He came excruciatingly close to the three-peat at Pebble Beach but settled for solo second, 10 under for the week and three shots behind first-time major winner Gary Woodland. After a sizzling start to get within one of the lead, Koepka finished with six consecutive pars coming off a bogey at the par-3 12th.

“It doesn’t sting. I played great,” Koepka said. “Nothing I could do. I gave it my all.”

Koepka had a chance to apply some pressure down the stretch but missed a 9-foot birdie try on 18. That left the door wide open and Woodland stormed in with a dramatic closing birdie at the last.

The whole Koepka crew stuck around for the finish after Brooks closed with a 3-under 69 while trying to make up a four-shot deficit to start the day. Koepka’s dad, Bob Koepka, stood tall and clapped after Woodland sank the winning putt.

Koepka had already exchanged subdued handshakes with his supporters near the scoring area and greeted Woodland with a hug and a huge smile as he went in to sign the winning scorecard.

“He deserves it,” Koepka said. “He’s worked hard and I’m happy for him.”

A muted finish for the four-time major champion held him back from becoming the first to win three straight national championships since Willie Anderson did so more than 100 years ago. But he did make a different kind of history Sunday, becoming the first player to shoot five consecutive U.S. Open rounds in the 60s going back to the final round at Shinnecock.

He’s also the first player who didn’t win a U.S. Open after shooting in the 60s in all four rounds – Lee Trevino (1968), Lee Janzen (1993), Rory McIlroy (2011) and Woodland all hoisted the trophy after doing the same.

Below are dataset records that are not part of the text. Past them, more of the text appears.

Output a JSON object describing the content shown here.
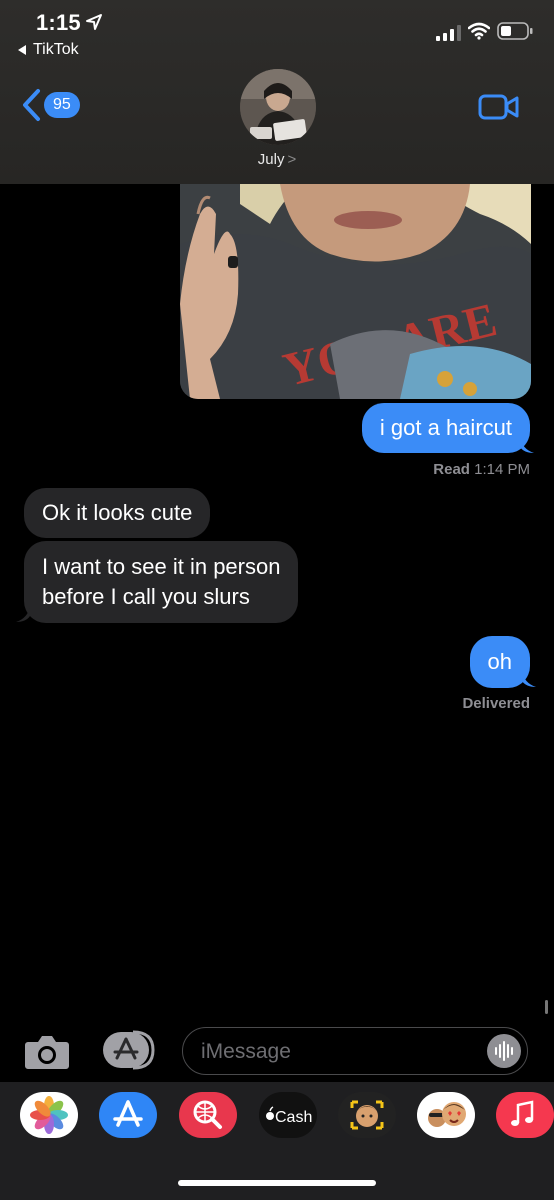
{
  "status_bar": {
    "time": "1:15",
    "back_app": "TikTok"
  },
  "nav": {
    "unread_count": "95",
    "contact_name": "July",
    "chevron": ">"
  },
  "messages": [
    {
      "type": "image",
      "direction": "outgoing"
    },
    {
      "type": "text",
      "direction": "outgoing",
      "text": "i got a haircut"
    },
    {
      "type": "text",
      "direction": "incoming",
      "text": "Ok it looks cute"
    },
    {
      "type": "text",
      "direction": "incoming",
      "text_lines": [
        "I want to see it in person",
        "before I call you slurs"
      ]
    },
    {
      "type": "text",
      "direction": "outgoing",
      "text": "oh"
    }
  ],
  "receipts": {
    "read_label": "Read",
    "read_time": "1:14 PM",
    "delivered": "Delivered"
  },
  "compose": {
    "placeholder": "iMessage"
  },
  "drawer": {
    "apps": [
      "photos-icon",
      "app-store-icon",
      "search-images-icon",
      "apple-cash-icon",
      "memoji-icon",
      "memoji-stickers-icon",
      "music-icon"
    ],
    "cash_label": "Cash"
  },
  "colors": {
    "outgoing_bubble": "#3b8cf7",
    "incoming_bubble": "#262628",
    "header_bg": "#2e2d2b"
  }
}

“It was awesome to come this close to going three in a row,” Koepka said. “It’s incredible. Anytime you can compete in a major is special, and to have a chance to go back-to-back, that was pretty cool. I didn’t really think about it until I was done on 18 and realized how close I actually was to kind of, I guess, not making history but kind of tying it, I guess you could say. But it’s a cool feeling. Just wasn’t meant to be this week.”

So many players have come and gone without ever knowing what it feels like when it’s your week at a major championship. Koepka has done it four times in his last nine attempts, and if anything another runner-up just solidifies how crazy good he’s playing at the biggest events. He’s finished first or second in four consecutive majors now dating back to the 2018 PGA Championship and shows no signs of slowing down.

If anything, he should continue to get stronger as the experience and confidence piles up. Woodland’s incredible resolve down the stretch Sunday just proves how much it takes to win one major title, let alone four.

“I give it my all every time and sometimes, like this week – it happened at Augusta – it’s just not meant to be,” Koepka said.

Tiger Woods and Adam Scott must have felt the same way leaving Bellerive a year ago. Same goes for Dustin Johnson last month at Bethpage. They were the ones waiting around to congratulate Koepka, pondering the reality that it just wasn’t their week.

Considering how close he came to history at Pebble Beach, chances are it’ll be Koepka’s week again before long.